No documento, o sindicato detalha que a virtualização do acervo processual e o uso de sistemas como BNMP, SEEU e PJe exigem análise processual e fixação de prazos prescricionais, conhecimentos especializados que não podem ser exigidos da carreira auxiliar. O documento aponta que a legislação vigente e os editais dos concursos de 2006, 2009 e 2014 descrevem as funções de auxiliar e atendente como de baixa complexidade, voltadas a tarefas repetitivas e à redação de expedientes simples. É importante ressaltar que, mesmo após semanas do protocolo, o expediente segue sem qualquer despacho inicial no gabinete da presidência, o que evidencia o descaso da gestão com o cumprimento da legalidade e com o diálogo institucional.
De acordo com o SINDJU, esse contexto caracteriza locupletamento ilícito da administração, pois utiliza trabalhadores e trabalhadoras de nível médio para funções de nível superior sem a devida contrapartida remuneratória. O sindicato alerta para o risco de responsabilização funcional, visto que os trabalhadores executam tarefas para as quais não foram tecnicamente capacitados no momento da investidura. Para corrigir as ilegalidades, a entidade requer que os servidores que desempenham atividades em gabinetes de juízes sejam imediatamente relotados para unidades compatíveis com suas atribuições legais.

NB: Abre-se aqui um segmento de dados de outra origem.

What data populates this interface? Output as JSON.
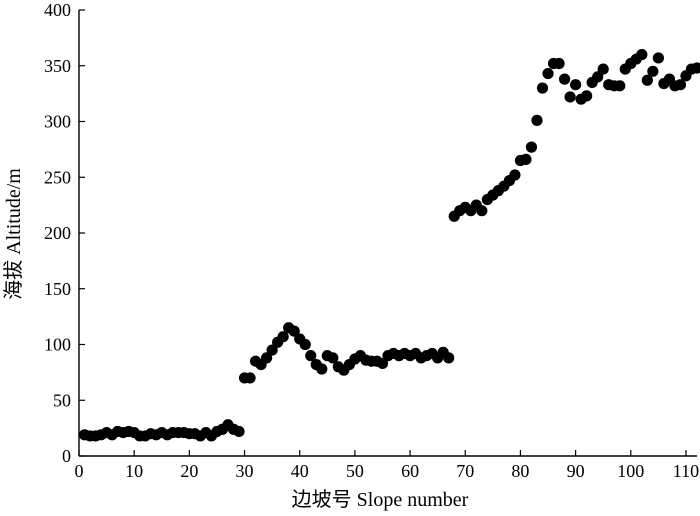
{
  "chart_data": {
    "type": "scatter",
    "xlabel": "边坡号 Slope number",
    "ylabel": "海拔 Altitude/m",
    "xlim": [
      0,
      112
    ],
    "ylim": [
      0,
      400
    ],
    "xticks": [
      0,
      10,
      20,
      30,
      40,
      50,
      60,
      70,
      80,
      90,
      100,
      110
    ],
    "yticks": [
      0,
      50,
      100,
      150,
      200,
      250,
      300,
      350,
      400
    ],
    "grid": false,
    "series": [
      {
        "x": [
          1,
          2,
          3,
          4,
          5,
          6,
          7,
          8,
          9,
          10,
          11,
          12,
          13,
          14,
          15,
          16,
          17,
          18,
          19,
          20,
          21,
          22,
          23,
          24,
          25,
          26,
          27,
          28,
          29,
          30,
          31,
          32,
          33,
          34,
          35,
          36,
          37,
          38,
          39,
          40,
          41,
          42,
          43,
          44,
          45,
          46,
          47,
          48,
          49,
          50,
          51,
          52,
          53,
          54,
          55,
          56,
          57,
          58,
          59,
          60,
          61,
          62,
          63,
          64,
          65,
          66,
          67,
          68,
          69,
          70,
          71,
          72,
          73,
          74,
          75,
          76,
          77,
          78,
          79,
          80,
          81,
          82,
          83,
          84,
          85,
          86,
          87,
          88,
          89,
          90,
          91,
          92,
          93,
          94,
          95,
          96,
          97,
          98,
          99,
          100,
          101,
          102,
          103,
          104,
          105,
          106,
          107,
          108,
          109,
          110,
          111,
          112
        ],
        "y": [
          19,
          18,
          18,
          19,
          21,
          19,
          22,
          21,
          22,
          21,
          18,
          18,
          20,
          19,
          21,
          19,
          21,
          21,
          21,
          20,
          20,
          18,
          21,
          18,
          22,
          24,
          28,
          24,
          22,
          70,
          70,
          85,
          82,
          88,
          95,
          102,
          107,
          115,
          112,
          105,
          100,
          90,
          82,
          78,
          90,
          88,
          80,
          77,
          82,
          87,
          90,
          86,
          85,
          85,
          83,
          90,
          92,
          90,
          92,
          90,
          92,
          88,
          90,
          92,
          88,
          93,
          88,
          215,
          220,
          223,
          220,
          225,
          220,
          230,
          234,
          238,
          242,
          247,
          252,
          265,
          266,
          277,
          301,
          330,
          343,
          352,
          352,
          338,
          322,
          333,
          320,
          323,
          335,
          340,
          347,
          333,
          332,
          332,
          347,
          352,
          356,
          360,
          337,
          345,
          357,
          334,
          338,
          332,
          333,
          341,
          347,
          348
        ]
      }
    ]
  }
}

A omissão do Tribunal em despachar o pedido reforça uma política de gestão baseada no silêncio e no prolongamento de irregularidades, ignorando as soluções propostas pela representação sindical.
O sindicato demanda que os servidores sejam designados apenas para funções que coincidam com o cargo para o qual foram investidos, respeitando a Lei 10.803/2024. Dessa forma, o SINDJU atua contra a precarização do trabalho e o desvio de função. Ao exigir a relotação para postos adequados, o sindicato luta pela dignidade profissional de auxiliares e atendentes, buscando garantir que a estrutura funcional do Judiciário respeite a hierarquia de cargos e a correta remuneração. O SINDJU reafirma que a manutenção desse cenário de desvio, somada à recusa em dar andamento aos processos administrativos, é uma tentativa clara de minar a resistência da categoria, mas a entidade seguirá denunciando a falta de compromisso da presidência com os direitos dos servidores. Juntos somos gigantes!